At the beginning of May 2022, the Housing Finance Agency (HFA) said its lending rates for Affordable Housing Bodies (AHBs), which develop cost-rental properties, were increasing to 2.5% for a 30-year fixed loan.
A Cabinet sub-committee on housing was told that the cost-rental model, which aims to provide tenancies for €1,200 a month on average, faces “significant viability challenges” as a result of an increase in lending rates.
The memo provided to the sub-committee said the agency’s rate was increasing from 1.5% to 2.5%, while the rate for approved developments which had not been drawn down was increasing from 1.5% to 1.9%. This means that, “A rule of thumb indicator would suggest that a 0.25% increase in HFA rates would result in an increase of €50 per month in rent per unit.”
The monthly rent for the Government’s cost-rental housing programme may have to increase its tenancy target by €200 per month due to the rising cost of borrowing.
According to the memo, “This increase may present significant viability challenges for future cost rental proposals by AHBs.” And Ministers were also warned that record rates of inflation and supply chain problems remain a risk to project costings and delivery schedules.

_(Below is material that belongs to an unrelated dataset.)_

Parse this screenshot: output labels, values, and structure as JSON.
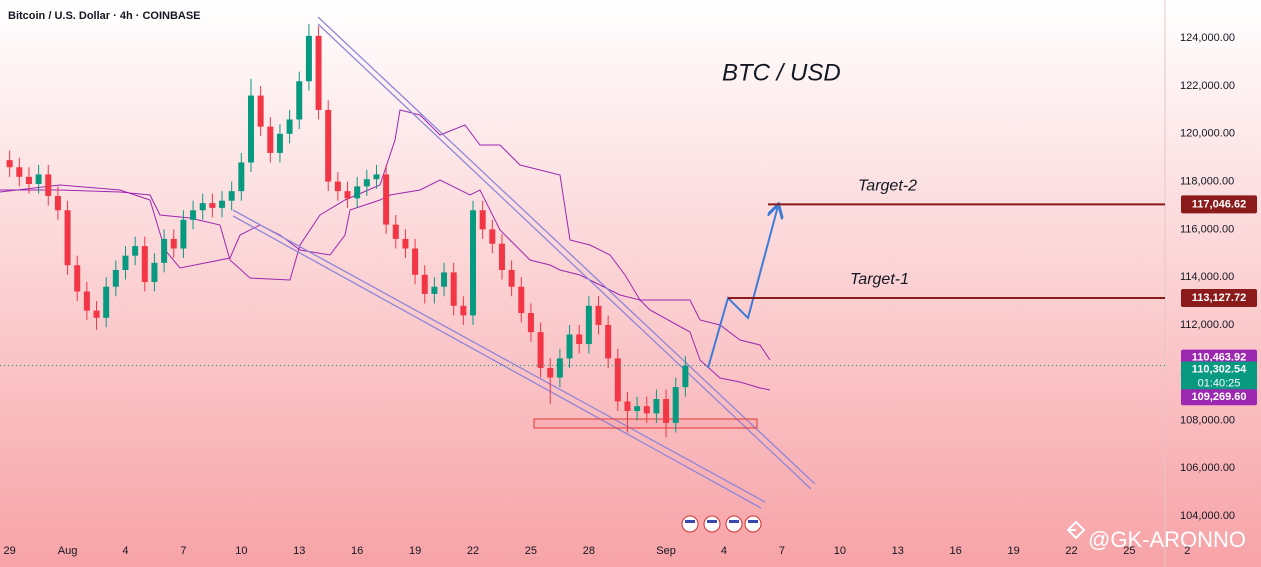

Housing Minister Darragh O’Brien is aiming to have 572 cost-rental homes available by the end of the year. This is applicable to people with household incomes of less than €53,000 a year, basically people who are above the threshold for social housing but have difficulty affording private rented accommodation. These rent for cost-rental homes must be at least 25% below regular market rents in an area.
Barry O’Leary, HFA Chief, said increasing lending rates was necessary due to “high volatility in the bond markets”. His agency plans to land €6bn for housing developments over the coming years, but he has said the increased lending rates will not impact on the delivery of social and affordable homes.